Fig. 385.—A tangential or side section of Eye of Fly, with palp or pads protruded.

We will take for examination a typical member of Muscidæ, a family embracing a large and varied assortment of species, among which the house-fly and the blow-fly are the best known forms. Musca domestica needs no description. An interesting part of the house-fly to the microscopist is the wonderful component parts of the head. On examination we find a couple of protuberances, more or less prominent, and situated symmetrically one on each side. Their outline at the base is for the most part oval, elliptical, circular, or truncated; while their curved surfaces are spherical, spheroidal, or pyriform. These horny, round, and naked parts are the corneæ of the compound eye of the fly, and they are appropriately so termed, from the analogy they bear to the larger transparent tunics in the higher classes of animals. They differ, however, from the latter, as when viewed by the microscope they display a large number of hexagonal facets, which constitute the medium for the admission of light to several hundred simple eyes. Under an ordinary lens, and by reflected light, the entire surface of one cornea presents a beautiful reticulation, like very fine wire gauze, with minute papilla, or at least a slight elevation, in the centre of each mesh. These are resolved, however, by the aid of a compound microscope, and with a power of from 80 to 100 diameters, into an almost incredible number (when compared with the space they occupy) of minute, regular, geometrical hexagons, well defined, and capable of being computed with tolerable ease, their exceeding minuteness being taken into consideration.

[Fig. 386] represents a vertical section of the eye, showing the hexagonal faceted arrangement of cylindrical tubes.

Fig. 386.—Section of Eye of Fly.

l. Lenses; co. Cones; pl. Pigment layer, consisting of rings round the rods; r.r. Rods; a.v1. Air vessels between the rods; m1. Membrane on which the rods and air vessels rest; a.v2. Shorter lengths of air vessels which form a layer above the first nerve junction; n.j1. First nerve junction; m2. Membrane on which it stands; A. V., A. V. Large air vessel surrounding the eye; n.j2. Second nerve junction; a.v3. Air vessels; op. n. Optic nerve; b.n. Brain substance. (Magnified × 160.)

In this section it appears to be questionable whether the normal shape of the lenses is not round, assuming the hexagonal shape during the process of growth in consequence of their agglomeration. The corneal surface can be peeled off, and if carefully flattened out and mounted it will be seen that each lens is not a simple lens, but a double-convex compound one, composed of two plano-convex lenses of different densities or refracting power joined together.

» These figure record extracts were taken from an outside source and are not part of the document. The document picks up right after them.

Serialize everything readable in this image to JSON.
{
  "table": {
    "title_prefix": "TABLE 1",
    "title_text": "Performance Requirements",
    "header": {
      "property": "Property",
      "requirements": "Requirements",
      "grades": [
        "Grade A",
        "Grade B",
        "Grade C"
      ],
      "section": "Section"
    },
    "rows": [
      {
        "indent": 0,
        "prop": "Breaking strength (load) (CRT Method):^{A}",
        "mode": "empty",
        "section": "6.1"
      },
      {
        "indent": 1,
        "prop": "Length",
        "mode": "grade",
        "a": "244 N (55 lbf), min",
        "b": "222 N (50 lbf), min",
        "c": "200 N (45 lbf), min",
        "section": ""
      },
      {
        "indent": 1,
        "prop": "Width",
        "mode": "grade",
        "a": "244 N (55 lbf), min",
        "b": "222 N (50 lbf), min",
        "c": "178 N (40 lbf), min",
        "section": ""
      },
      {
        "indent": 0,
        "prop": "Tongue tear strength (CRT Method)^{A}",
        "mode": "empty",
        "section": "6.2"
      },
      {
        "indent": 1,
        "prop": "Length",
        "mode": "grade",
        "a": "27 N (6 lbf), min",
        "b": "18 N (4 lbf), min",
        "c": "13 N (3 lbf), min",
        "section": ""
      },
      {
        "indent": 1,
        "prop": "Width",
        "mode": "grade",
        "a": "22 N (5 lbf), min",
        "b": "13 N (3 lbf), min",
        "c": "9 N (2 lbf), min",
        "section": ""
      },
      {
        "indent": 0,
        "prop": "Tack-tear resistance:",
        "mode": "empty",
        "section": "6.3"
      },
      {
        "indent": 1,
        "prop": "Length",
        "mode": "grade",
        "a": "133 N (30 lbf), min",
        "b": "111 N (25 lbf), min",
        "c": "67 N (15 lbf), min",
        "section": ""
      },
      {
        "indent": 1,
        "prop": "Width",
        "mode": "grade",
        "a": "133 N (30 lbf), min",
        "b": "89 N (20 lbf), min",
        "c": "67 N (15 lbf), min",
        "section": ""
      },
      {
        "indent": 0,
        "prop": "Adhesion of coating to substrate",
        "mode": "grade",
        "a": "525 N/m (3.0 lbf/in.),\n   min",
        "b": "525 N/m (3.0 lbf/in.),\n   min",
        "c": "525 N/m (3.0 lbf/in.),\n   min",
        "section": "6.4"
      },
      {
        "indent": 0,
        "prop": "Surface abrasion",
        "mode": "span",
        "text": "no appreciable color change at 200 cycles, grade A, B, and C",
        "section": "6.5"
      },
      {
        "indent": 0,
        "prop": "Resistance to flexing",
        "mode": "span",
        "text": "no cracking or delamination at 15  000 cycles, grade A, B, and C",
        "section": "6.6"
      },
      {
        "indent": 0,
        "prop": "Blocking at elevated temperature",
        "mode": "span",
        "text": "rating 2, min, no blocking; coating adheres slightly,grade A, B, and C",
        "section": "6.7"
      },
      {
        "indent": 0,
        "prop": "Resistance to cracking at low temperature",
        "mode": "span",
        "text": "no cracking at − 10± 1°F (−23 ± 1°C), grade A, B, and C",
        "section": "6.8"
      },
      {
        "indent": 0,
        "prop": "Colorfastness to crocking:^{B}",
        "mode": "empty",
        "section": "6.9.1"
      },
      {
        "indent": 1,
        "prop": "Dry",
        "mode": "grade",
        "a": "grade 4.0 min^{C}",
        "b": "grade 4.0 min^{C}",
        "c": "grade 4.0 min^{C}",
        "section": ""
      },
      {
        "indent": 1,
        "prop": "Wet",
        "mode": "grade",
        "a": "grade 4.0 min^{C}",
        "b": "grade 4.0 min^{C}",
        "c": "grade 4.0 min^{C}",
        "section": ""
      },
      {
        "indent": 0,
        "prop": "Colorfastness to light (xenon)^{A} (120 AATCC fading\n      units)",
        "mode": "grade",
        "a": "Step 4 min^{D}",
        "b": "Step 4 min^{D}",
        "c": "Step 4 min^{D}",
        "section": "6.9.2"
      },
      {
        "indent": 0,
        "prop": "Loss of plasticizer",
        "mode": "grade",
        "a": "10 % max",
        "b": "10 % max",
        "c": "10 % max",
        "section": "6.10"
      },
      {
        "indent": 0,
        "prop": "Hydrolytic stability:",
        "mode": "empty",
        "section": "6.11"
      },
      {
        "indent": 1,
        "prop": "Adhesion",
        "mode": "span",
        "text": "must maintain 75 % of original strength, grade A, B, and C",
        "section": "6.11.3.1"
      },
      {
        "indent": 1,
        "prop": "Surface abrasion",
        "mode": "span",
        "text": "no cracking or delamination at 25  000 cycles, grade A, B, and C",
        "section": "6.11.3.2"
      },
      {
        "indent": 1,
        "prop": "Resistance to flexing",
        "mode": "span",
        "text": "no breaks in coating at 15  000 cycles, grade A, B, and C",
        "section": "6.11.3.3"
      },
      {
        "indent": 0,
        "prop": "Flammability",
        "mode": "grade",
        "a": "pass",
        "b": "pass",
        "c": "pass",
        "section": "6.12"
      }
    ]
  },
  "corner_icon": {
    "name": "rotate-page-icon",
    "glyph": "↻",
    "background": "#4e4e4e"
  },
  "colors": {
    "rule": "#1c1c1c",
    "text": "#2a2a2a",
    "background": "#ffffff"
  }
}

Experiments made on the eyes of insects, and also of crustaceæ, show that in the insect a real and reversed image of external bodies is formed in each ommatidium; it coincides with the internal face of the crystalline cone in immediate contact with the retina. Although small, the retinal image is distinct and subtends an angle of nearly forty-five. In the same way in the crustacean, the crystalline lens forms on the retinula a reversed image, but the refractive media have a longer focus, and the retinal membrane is not connected with the lens, the interval being filled up by a substance analogous to the vitreous of vertebrates. In both cases it would appear that light does not act directly on the rods; these latter can only receive impressions through the intermediary retinal cells. The retinal images of arthropods, as might have been surmised, are much less perfect than those of the higher orders; on the other hand, their eyes seem to be better adapted for seeing objects in relief and the movements of bodies. The shyness of butterflies and moths is certainly an inherited instinct as a protection against danger from their many enemies.